A major part of COMP8440 is the practical work. During the five day intensive part of the course over half the time will be spent in the lab, and the majority of the [course assessment](assessment) is based on the lab work.
The lab work will be run on the Ubuntu Linux systems in the CS labs. During the intensive part of the course each student will use the same lab machine each day, allowing the machine to be customised to suit the project being worked on (for example, by installing extra libraries or other package dependencies).
## Introductory labs
The two labs on the first day are meant to get you started with the idea of working with FOSS projects.

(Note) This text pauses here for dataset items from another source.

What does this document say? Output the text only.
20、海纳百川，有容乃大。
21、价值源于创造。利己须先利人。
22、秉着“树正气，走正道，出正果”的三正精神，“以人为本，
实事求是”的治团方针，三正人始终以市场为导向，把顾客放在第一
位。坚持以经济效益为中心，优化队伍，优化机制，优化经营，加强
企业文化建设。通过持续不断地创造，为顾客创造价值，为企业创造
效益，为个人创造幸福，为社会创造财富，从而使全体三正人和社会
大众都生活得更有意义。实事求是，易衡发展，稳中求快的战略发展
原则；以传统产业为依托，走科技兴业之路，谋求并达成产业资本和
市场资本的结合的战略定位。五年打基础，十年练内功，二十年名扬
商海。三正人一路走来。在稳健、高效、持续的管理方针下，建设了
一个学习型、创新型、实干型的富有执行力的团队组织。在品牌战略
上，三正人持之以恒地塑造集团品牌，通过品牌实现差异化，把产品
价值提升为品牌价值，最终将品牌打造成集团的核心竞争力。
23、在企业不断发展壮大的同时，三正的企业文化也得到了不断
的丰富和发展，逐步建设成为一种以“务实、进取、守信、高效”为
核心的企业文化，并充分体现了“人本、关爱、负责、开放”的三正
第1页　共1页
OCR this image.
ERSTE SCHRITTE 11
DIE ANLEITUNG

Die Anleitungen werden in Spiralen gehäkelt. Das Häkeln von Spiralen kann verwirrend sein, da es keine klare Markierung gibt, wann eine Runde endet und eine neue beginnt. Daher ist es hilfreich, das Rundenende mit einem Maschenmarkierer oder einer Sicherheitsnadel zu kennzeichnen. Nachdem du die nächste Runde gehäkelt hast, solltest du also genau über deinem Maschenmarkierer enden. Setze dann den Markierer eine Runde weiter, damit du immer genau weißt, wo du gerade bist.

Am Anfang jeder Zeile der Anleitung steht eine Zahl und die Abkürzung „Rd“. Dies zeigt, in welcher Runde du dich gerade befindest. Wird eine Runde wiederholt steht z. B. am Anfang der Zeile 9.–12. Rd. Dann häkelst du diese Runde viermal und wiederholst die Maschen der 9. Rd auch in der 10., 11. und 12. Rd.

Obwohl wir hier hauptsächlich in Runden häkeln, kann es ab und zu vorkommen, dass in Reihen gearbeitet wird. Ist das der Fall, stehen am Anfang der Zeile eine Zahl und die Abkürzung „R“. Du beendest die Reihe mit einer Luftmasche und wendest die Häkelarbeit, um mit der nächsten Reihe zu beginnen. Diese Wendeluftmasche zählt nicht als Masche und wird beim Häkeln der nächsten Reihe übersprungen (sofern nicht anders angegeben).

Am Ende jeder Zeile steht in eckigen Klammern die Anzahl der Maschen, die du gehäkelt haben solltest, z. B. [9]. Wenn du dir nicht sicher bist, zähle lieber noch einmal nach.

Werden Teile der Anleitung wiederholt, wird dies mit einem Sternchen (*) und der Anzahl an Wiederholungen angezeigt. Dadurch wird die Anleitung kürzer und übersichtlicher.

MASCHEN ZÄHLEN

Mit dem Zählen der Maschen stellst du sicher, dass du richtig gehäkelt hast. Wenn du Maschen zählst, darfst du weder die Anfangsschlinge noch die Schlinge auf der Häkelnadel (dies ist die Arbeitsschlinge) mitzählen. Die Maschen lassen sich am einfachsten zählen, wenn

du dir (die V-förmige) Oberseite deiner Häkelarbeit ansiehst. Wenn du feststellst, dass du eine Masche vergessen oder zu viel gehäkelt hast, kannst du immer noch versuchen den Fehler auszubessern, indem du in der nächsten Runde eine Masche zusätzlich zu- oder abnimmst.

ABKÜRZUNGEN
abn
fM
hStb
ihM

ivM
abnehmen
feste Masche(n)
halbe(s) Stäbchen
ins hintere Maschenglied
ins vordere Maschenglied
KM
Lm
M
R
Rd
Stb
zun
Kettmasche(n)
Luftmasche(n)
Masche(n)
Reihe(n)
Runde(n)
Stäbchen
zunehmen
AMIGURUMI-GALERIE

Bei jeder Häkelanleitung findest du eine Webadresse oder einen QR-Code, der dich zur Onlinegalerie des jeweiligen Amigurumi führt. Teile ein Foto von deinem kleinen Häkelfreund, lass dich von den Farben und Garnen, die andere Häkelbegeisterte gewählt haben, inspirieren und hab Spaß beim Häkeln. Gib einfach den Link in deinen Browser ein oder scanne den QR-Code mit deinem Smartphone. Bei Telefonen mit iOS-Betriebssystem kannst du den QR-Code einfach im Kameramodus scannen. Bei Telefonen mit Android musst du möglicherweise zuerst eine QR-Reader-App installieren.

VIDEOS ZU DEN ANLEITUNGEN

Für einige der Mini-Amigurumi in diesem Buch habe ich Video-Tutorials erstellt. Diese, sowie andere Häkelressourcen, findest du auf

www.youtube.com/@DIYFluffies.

* Lab 1: [Building tuxpaint](tuxpaint)
* Lab 2: Choice of 3
* Lab 3-8: project work
## Selecting a project
The FOSS project you choose for your lab work will make a big difference to both your enjoyment of the course, and your ability to demonstrate your knowledge of the course material in your submitted [reports](assessment).
As a start, we strongly suggest the following criterion for any project you choose:
* The project is moderately active. A reasonable rule of thumb is that the project has had at least several commits per month over the last few months.
* The project must use a FOSS license.
* We suggest choosing a project that is at least 3 years old. This is not a strict rule, but we certainly do not suggest choosing a project which has only just started.
* The project should have produced a usable release.
* The project should be welcoming to new contributors. You may be able to judge this by looking at the projects mailing list archives.
* The project should have several active contributors
* The project should be usable on the Ubuntu systems in the CSIT Linux labs
Of course, the project should also be something that you find interesting!
If you want to choose a project that does not meet these criterion then please discuss your choice with one of the lecturers to ensure that your choice is acceptable.
## Finding projects
There are a huge number of FOSS projects to choose from (certainly hundreds of thousands). If you don't know where to start looking to find one that suits you, then you may wish to browse through the project lists on one of these sites:
You should also look at the language specific development sites for any programming languages you know. For example, if you know some perl, you may wish to look at the projects at [cpan.org](http://cpan.org).
## Multiple projects
In the introductory labs you will be introduced to two FOSS projects, and after that you need to choose a project for yourself to work on for your Saturday presentation. After that is complete you can choose to either stick to that project for your submitted project work report, or you can choose a different project. If you do decide to change projects then you should discuss your choice with Paul or Bob, to make sure you get some feedback before you start on the major assessment work.
## Building a FOSS project
Learning to build a FOSS project from source can be tricky sometimes. To get you started, you may find the [build tips](building) page useful.